An "incidental" amount of mold was found, although ongoing air particle tests indicate no health risks, said Tamara Knudson, a Spokane-based environmental scientist.


"We had recommendations we were fine to go to school, but we made the choice to expedite this remediation process," Johnson said. The school district decided to close the school to allow crews full access to speed the work up and prevent any more moisture damage, he said.


Barred from classrooms this week, teachers set up shop elsewhere in the building. While some worked alone grading assignments or developing lesson plans, others met in groups.


A team of second-grade teachers claimed a round table in the library and plugged in laptops from home.


"It’s a little frustrating. I have a lot of ideas of what I want to get done, but I can’t get into my room," said teacher Joan Campbell. Like several teachers Thursday, her work computer, grade book and materials were inaccessible.


The team worked anyway. They analyzed test results, developing grade-level projects and studied new state standards — work they’d typically have to squeeze in between classes or on a professional development day.


Meanwhile, a bunch of caterpillars were growing close to cocoon stage.


"My students were supposed to be watching their life cycle this week, but they’re life-cycling without them," said second-grade teacher Jennifer Donald.


Down the hall, kindergarten teacher Laura Martínez was putting her classroom back together. While crews finished replacing the exterior wall last week, she taught class in "the pod," the central space in a cul-de-sac of classrooms.


"You don’t realize what you have in the classroom until you can’t get to it," Martínez said. She pointed to a line of numbers she recently restapled around the room. Every day the kids count how many days of schools have passed.

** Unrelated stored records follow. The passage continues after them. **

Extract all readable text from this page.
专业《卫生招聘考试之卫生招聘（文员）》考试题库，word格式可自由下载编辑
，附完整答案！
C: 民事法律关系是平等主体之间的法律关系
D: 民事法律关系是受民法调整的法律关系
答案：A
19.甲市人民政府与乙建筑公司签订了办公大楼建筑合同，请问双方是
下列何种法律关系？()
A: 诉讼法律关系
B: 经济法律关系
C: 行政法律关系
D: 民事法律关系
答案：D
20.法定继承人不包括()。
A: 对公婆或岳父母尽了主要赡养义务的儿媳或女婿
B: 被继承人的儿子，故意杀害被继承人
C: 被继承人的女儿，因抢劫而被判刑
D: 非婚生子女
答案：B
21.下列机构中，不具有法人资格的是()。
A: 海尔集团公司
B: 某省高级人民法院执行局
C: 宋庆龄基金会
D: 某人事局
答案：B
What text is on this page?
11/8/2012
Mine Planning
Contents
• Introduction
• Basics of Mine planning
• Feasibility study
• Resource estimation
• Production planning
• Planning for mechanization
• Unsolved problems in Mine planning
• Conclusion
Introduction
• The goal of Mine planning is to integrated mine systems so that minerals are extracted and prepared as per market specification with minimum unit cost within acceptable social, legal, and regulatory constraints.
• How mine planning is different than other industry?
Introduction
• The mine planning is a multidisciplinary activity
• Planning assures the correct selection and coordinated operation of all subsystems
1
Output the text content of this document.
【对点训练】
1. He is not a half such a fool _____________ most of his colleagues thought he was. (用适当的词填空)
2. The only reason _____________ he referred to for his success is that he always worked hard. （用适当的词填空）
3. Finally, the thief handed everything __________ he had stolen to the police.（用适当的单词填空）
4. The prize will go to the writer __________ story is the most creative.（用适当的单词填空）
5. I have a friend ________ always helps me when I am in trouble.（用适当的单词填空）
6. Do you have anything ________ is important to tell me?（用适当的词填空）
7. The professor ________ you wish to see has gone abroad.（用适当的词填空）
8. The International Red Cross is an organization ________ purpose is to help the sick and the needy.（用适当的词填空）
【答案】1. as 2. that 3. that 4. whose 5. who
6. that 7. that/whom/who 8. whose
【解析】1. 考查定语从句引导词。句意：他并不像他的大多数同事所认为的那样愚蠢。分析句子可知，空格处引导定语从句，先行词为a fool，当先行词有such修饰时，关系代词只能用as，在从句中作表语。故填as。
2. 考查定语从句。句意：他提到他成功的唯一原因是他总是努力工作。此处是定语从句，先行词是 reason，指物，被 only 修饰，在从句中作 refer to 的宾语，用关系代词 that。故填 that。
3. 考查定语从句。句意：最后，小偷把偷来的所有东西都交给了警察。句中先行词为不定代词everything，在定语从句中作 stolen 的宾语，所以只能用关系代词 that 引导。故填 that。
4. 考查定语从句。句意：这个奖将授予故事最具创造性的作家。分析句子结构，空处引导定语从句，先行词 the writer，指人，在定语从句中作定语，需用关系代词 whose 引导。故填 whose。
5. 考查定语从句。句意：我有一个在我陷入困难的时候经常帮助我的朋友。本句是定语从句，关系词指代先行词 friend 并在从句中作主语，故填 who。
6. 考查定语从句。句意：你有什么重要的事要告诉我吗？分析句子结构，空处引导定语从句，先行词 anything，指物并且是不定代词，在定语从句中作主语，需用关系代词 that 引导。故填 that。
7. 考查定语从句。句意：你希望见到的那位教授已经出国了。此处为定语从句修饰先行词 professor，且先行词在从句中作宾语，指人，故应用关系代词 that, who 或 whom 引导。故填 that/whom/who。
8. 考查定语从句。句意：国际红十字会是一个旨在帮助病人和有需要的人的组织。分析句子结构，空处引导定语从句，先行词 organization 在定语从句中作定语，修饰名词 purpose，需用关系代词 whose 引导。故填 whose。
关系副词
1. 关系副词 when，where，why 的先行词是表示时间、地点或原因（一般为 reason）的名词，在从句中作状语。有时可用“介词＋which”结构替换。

"They know the routine. They say, ‘Ms. Martínez you forgot to do this,’ " about the daily number line. She told them, " ‘Well honey, I don’t have it,’ so I pull some magic tricks out of my bag and get creative on how to teach kindergartners without props."


With help from other staff, she began unpacking her classroom Monday. By Thursday, she wasn’t finished. For other teachers, classrooms will be available by Sunday.


"You see why we wanted to speed up the work," Bowers said about reconstruction. "We were going to do this two classrooms at a time while teaching kids for several weeks. We hope to reoccupy our classrooms by Monday."